Aku tidak pernah menghayalkan apalagi berencana untuk mencicipi para penghuni kos ini. Tapi sejarah sudah menetapkan alur hidupku, aku hanya mengalir saja kemana arah yang sebaiknya aku tuju. Sulit rasanya mempercayai, bahwa 8 cewek penghuni kos ini semua sudah pernah aku tiduri. Bukan itu saja Ibu kosnya yang janda dan tampilan berwibawa dan sangat menjaga kesopanan ternyata paling rajin mengundangku ke kamarnya.
Aku menjadi orang yang sangat penting di rumah itu. Kemampuanku terapi pijat refleksi, bisa memasak dan menjadi tong penampung curhat banyak menjadi tumpuan penghuni kos.
Semua hobiku itu tak kusangka memberi penghasilan yang lumayan. Aku tidak lagi perlu membayar uang kos. Aku tidak tahu bagaimana duduk perkara sebenarnya, apakah ibu kos yang menolak pembayaran uang kos itu karena memang ia tidak mau dibayar, atau karena sewa kost ku ada yang membayari. Setiap kali aku mau bayar, si Ibu kost selalu bilang, “nggak usah dik, semua membutuhkan adik di sini,”

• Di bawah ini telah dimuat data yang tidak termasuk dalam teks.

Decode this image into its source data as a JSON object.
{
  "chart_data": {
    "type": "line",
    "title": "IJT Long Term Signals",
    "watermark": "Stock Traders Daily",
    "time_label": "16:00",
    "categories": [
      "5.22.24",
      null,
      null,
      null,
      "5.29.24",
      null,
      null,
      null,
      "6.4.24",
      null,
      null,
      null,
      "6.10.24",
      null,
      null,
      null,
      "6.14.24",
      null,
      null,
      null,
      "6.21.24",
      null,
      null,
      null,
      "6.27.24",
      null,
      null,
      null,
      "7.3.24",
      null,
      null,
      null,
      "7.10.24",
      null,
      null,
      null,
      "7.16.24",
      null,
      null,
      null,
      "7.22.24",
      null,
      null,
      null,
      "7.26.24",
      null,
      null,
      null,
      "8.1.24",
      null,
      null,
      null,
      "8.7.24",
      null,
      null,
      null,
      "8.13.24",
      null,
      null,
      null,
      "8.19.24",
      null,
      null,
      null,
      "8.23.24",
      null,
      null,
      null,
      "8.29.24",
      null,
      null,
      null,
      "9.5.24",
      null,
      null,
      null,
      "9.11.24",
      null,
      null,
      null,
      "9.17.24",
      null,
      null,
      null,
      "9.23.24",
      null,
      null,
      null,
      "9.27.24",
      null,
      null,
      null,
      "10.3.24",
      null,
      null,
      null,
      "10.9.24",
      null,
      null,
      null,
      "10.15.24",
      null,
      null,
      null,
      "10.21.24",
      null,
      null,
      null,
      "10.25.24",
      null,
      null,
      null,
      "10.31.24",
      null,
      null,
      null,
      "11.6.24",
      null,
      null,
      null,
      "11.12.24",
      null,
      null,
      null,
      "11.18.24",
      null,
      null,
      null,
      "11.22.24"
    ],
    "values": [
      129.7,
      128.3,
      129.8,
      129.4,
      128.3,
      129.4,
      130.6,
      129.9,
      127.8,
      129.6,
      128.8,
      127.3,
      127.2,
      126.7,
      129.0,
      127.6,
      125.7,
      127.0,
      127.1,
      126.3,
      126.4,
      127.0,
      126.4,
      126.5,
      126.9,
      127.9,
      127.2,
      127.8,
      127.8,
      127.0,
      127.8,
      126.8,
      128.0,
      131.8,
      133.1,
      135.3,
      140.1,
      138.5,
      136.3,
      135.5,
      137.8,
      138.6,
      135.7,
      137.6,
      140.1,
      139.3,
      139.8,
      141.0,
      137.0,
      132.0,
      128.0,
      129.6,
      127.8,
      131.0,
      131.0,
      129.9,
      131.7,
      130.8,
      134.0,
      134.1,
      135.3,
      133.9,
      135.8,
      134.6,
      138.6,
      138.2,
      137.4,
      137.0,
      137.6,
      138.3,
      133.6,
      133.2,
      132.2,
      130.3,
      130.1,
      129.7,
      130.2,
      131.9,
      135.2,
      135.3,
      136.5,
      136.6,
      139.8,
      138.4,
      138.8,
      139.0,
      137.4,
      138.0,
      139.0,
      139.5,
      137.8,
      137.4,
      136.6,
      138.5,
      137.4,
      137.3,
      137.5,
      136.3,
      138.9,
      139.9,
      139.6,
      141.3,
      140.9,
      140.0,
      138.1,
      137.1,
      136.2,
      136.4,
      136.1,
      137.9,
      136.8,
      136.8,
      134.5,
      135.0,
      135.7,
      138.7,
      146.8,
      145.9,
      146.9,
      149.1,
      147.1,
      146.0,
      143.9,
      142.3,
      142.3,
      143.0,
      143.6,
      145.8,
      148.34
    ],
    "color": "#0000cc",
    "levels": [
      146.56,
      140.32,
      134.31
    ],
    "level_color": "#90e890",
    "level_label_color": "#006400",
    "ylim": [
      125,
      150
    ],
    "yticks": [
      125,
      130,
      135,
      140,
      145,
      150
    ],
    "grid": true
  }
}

Aku selalu menolak jika diberi uang setelah aku memijat cewek-cewek penghuni kost ini. Aku memang hanya ingin membantu, toh aku juga mendapat kenikmatan dari mereka.
Pernah satu kali, Mbak Ratih menanyakan no rekening bankku, katanya dia tidak punya tabungan di bank itu dan ada temannya mau transfer uang untuk dia melalui rekening bank ku karena kebetulan bank temennya sama dengan bank tempatku menabung. Meski kemudian uang yang ditransfer itu sudah kuberikan kepada Mbak Ratih, tetapi di hari-hari berikutnya tabunganku terus bertambah. Nilai yang masuk setiap bulan bukan kecil. Menurut ukuran ku yang masih kuliah jumlah uang itu, sangat besar.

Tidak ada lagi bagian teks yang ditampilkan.